Butler is active in several human rights organizations, currently serving on the board of the Center for Constitutional Rights in New York and the advisory board of Jewish Voice for Peace. She was the recipient of the Andrew Mellon Award for Distinguished Academic Achievement in the Humanities (2009-13). She received the Adorno Prize from the City of Frankfurt (2012) in honor of her contributions to feminist and moral philosophy, the Brudner Prize from Yale University for lifetime achievement in gay and lesbian studies, and the Albertus Magnus Professorship from the City of Cologne, Germany in 2016. She is as well the past recipient of several fellowships including Guggenheim, Rockefeller, Ford, American Council of Learned Societies, and was Fellow at the Institute for Advanced Study at Princeton and at Ecole Normale Superieure in Paris.

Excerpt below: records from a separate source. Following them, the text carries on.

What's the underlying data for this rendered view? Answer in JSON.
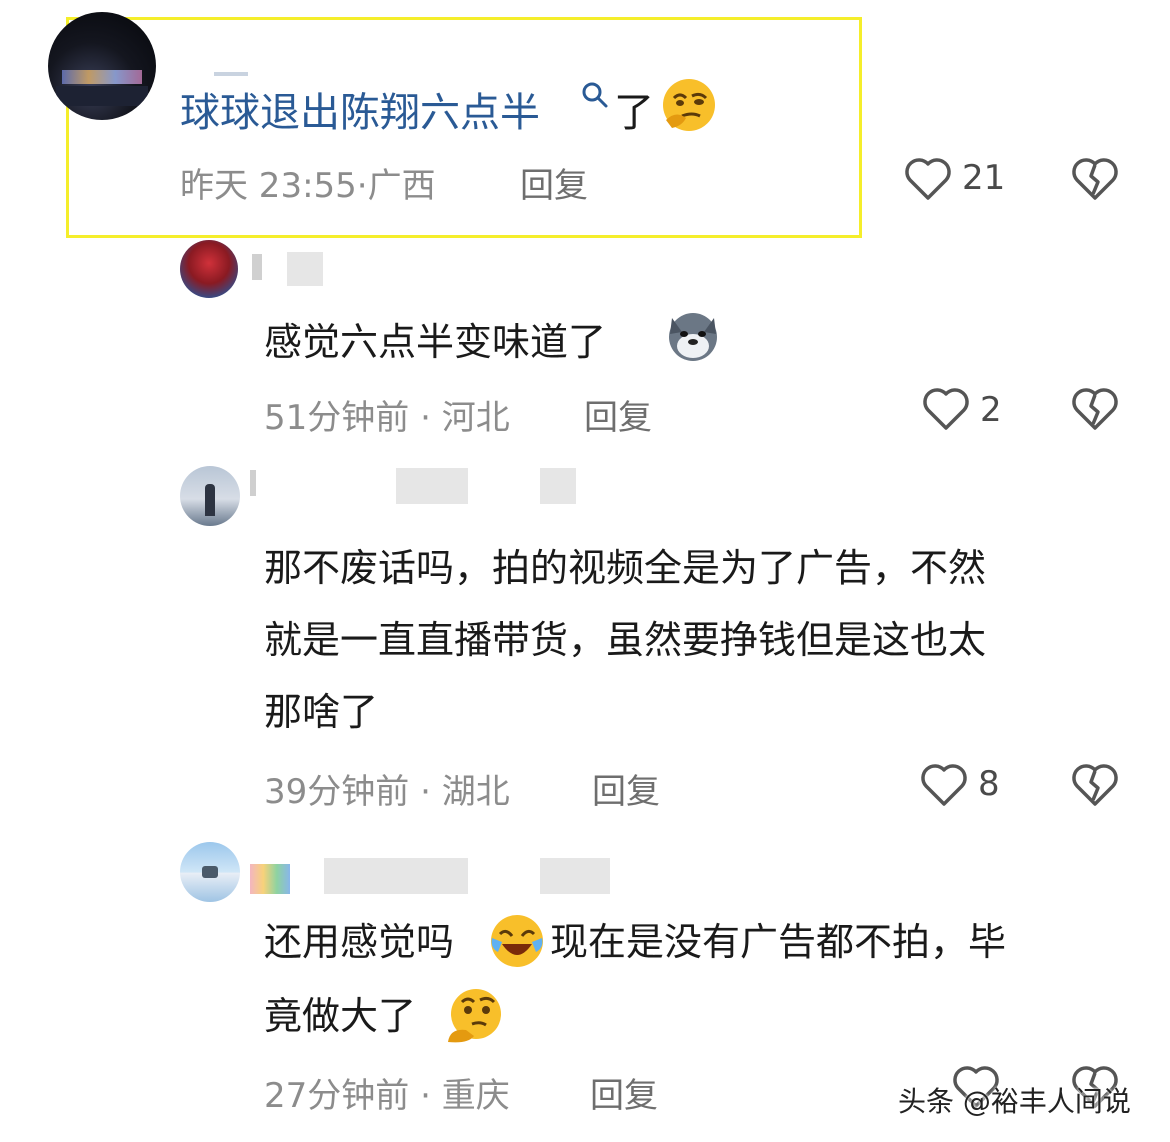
{
  "comments": [
    {
      "text_prefix": "球球退出陈翔六点半",
      "text_suffix": "了",
      "emoji": "thinking-face",
      "time": "昨天 23:55",
      "location": "广西",
      "reply_label": "回复",
      "likes": "21"
    },
    {
      "text": "感觉六点半变味道了",
      "emoji": "husky-dog-face",
      "time": "51分钟前",
      "location": "河北",
      "reply_label": "回复",
      "likes": "2"
    },
    {
      "lines": [
        "那不废话吗，拍的视频全是为了广告，不然",
        "就是一直直播带货，虽然要挣钱但是这也太",
        "那啥了"
      ],
      "time": "39分钟前",
      "location": "湖北",
      "reply_label": "回复",
      "likes": "8"
    },
    {
      "line1_prefix": "还用感觉吗",
      "line1_suffix": "现在是没有广告都不拍，毕",
      "line2": "竟做大了",
      "emojis": [
        "laughing-crying-face",
        "thinking-face"
      ],
      "time": "27分钟前",
      "location": "重庆",
      "reply_label": "回复"
    }
  ],
  "meta_separator": "·",
  "watermark": "头条 @裕丰人间说",
  "colors": {
    "highlight_border": "#f5ee2a",
    "link_text": "#2a5a95",
    "meta_text": "#8c8c8c"
  },
  "icons": [
    "search-icon",
    "heart-icon",
    "broken-heart-icon"
  ]
}
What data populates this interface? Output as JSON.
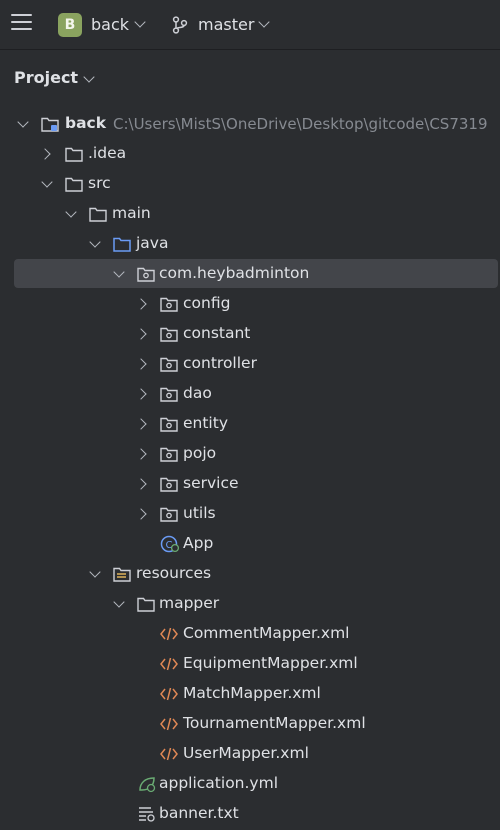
{
  "topbar": {
    "project_initial": "B",
    "project_name": "back",
    "branch_name": "master"
  },
  "panel": {
    "title": "Project"
  },
  "tree": {
    "root_label": "back",
    "root_path": "C:\\Users\\MistS\\OneDrive\\Desktop\\gitcode\\CS7319",
    "idea": ".idea",
    "src": "src",
    "main": "main",
    "java": "java",
    "package": "com.heybadminton",
    "config": "config",
    "constant": "constant",
    "controller": "controller",
    "dao": "dao",
    "entity": "entity",
    "pojo": "pojo",
    "service": "service",
    "utils": "utils",
    "app": "App",
    "resources": "resources",
    "mapper": "mapper",
    "comment_mapper": "CommentMapper.xml",
    "equipment_mapper": "EquipmentMapper.xml",
    "match_mapper": "MatchMapper.xml",
    "tournament_mapper": "TournamentMapper.xml",
    "user_mapper": "UserMapper.xml",
    "application_yml": "application.yml",
    "banner": "banner.txt"
  },
  "colors": {
    "background": "#2b2d30",
    "selection": "#43454a",
    "text": "#dfe1e5",
    "muted": "#868a91",
    "project_badge": "#8aa35f",
    "xml_icon": "#e08855",
    "java_folder": "#6b9bf4",
    "spring_green": "#6aab73"
  }
}
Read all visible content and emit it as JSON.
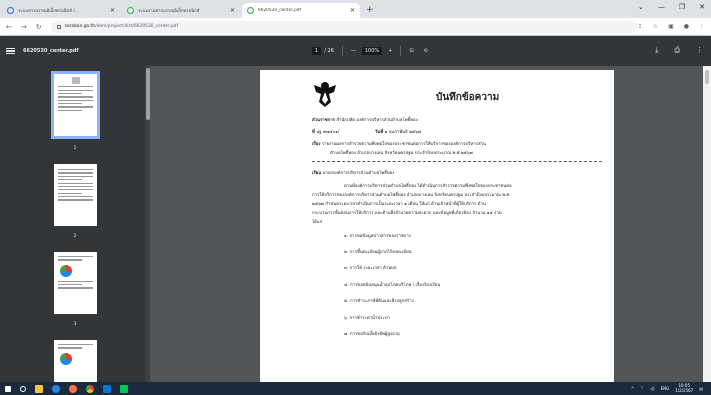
{
  "browser": {
    "tabs": [
      {
        "title": "ระบบสารบรรณอิเล็กทรอนิกส์ (...",
        "active": false
      },
      {
        "title": "ระบบงานสารบรรณอิเล็กทรอนิกส์",
        "active": false
      },
      {
        "title": "6620530_center.pdf",
        "active": true
      }
    ],
    "new_tab": "+",
    "address": {
      "host": "saraban.go.th",
      "path": "/ebm/project/dist/6620530_center.pdf"
    }
  },
  "pdf_toolbar": {
    "file_name": "6620530_center.pdf",
    "current_page": "1",
    "page_total": "/ 26",
    "zoom_out": "—",
    "zoom": "100%",
    "zoom_in": "+"
  },
  "thumbnails": [
    {
      "number": "1"
    },
    {
      "number": "2"
    },
    {
      "number": "3"
    }
  ],
  "document": {
    "title": "บันทึกข้อความ",
    "agency_label": "ส่วนราชการ",
    "agency_value": "สำนักปลัด องค์การบริหารส่วนตำบลโพธิ์ทอง",
    "ref_label": "ที่",
    "ref_value": "นฐ ๗๗๕๐๑/",
    "date_label": "วันที่",
    "date_value": "๑ กุมภาพันธ์ ๒๕๖๗",
    "subject_label": "เรื่อง",
    "subject_line1": "รายงานผลการสำรวจความพึงพอใจของประชาชนต่อการให้บริการขององค์การบริหารส่วน",
    "subject_line2": "ตำบลโพธิ์ทอง อำเภอบางเลน จังหวัดนครปฐม ประจำปีงบประมาณ พ.ศ.๒๕๖๗",
    "salutation_label": "เรียน",
    "salutation_value": "นายกองค์การบริหารส่วนตำบลโพธิ์ทอง",
    "body_line1": "ตามที่องค์การบริหารส่วนตำบลโพธิ์ทอง ได้ดำเนินการสำรวจความพึงพอใจของประชาชนต่อ",
    "body_line2": "การให้บริการขององค์การบริหารส่วนตำบลโพธิ์ทอง อำเภอบางเลน จังหวัดนครปฐม ประจำปีงบประมาณ พ.ศ.",
    "body_line3": "๒๕๖๗ กำหนดระยะเวลาดำเนินการเป็นระยะเวลา ๑ เดือน ให้แก่ ด้านเจ้าหน้าที่ผู้ให้บริการ ด้าน",
    "body_line4": "กระบวนการขั้นตอนการให้บริการ และด้านสิ่งอำนวยความสะดวก และข้อมูลที่เกี่ยวข้อง จำนวน ๑๔ งาน",
    "body_line5": "ได้แก่",
    "items": [
      "๑. การขอข้อมูลข่าวสารของราชการ",
      "๒. การขึ้นทะเบียนผู้ยากไร้ลงทะเบียน",
      "๓. การให้ ระยะเวลา ด้านบล",
      "๔. การขอสนับสนุนน้ำอุปโภคบริโภค / เรื่องร้องเรียน",
      "๕. การชำระภาษีที่ดินและสิ่งปลูกสร้าง",
      "๖. การชำระค่าน้ำประปา",
      "๗. การขอรับเบี้ยยังชีพผู้สูงอายุ"
    ]
  },
  "taskbar": {
    "lang": "ENG",
    "time": "10:05",
    "date": "1/2/2567"
  },
  "colors": {
    "toolbar_bg": "#323639",
    "viewer_bg": "#525659",
    "active_thumb": "#8ab4f8",
    "taskbar_bg": "#1b2b3d"
  }
}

She has given the Wellek Lectures at Irvine, the Carpenter Lectures at the University of Chicago, the Watts Lecture at the Nobel Museum in Stockholm, the Gauss Lectures at Princeton, the Messenger Lectures at Cornell, the Tanner Lectures at Yale University, and the annual Freud Lecture at the Freud Museum in Vienna. She has received nine honorary degrees: Université Bordeaux-III, Université Paris-VII, Grinnell College, McGill University, University of St. Andrews, Université de Fribourg, Universidad de Buenos Aires, Liège Université, and the Universidad de Costa Rica. In 2014, she was awarded the diploma of Chevalier of the Order of Arts and Letters from the French Cultural Ministry. In 2015, she was made an “honorary geographer” by the American Association of Geographers and was elected as a corresponding fellow of the British Academy. She is a member of the American Philosophical Society.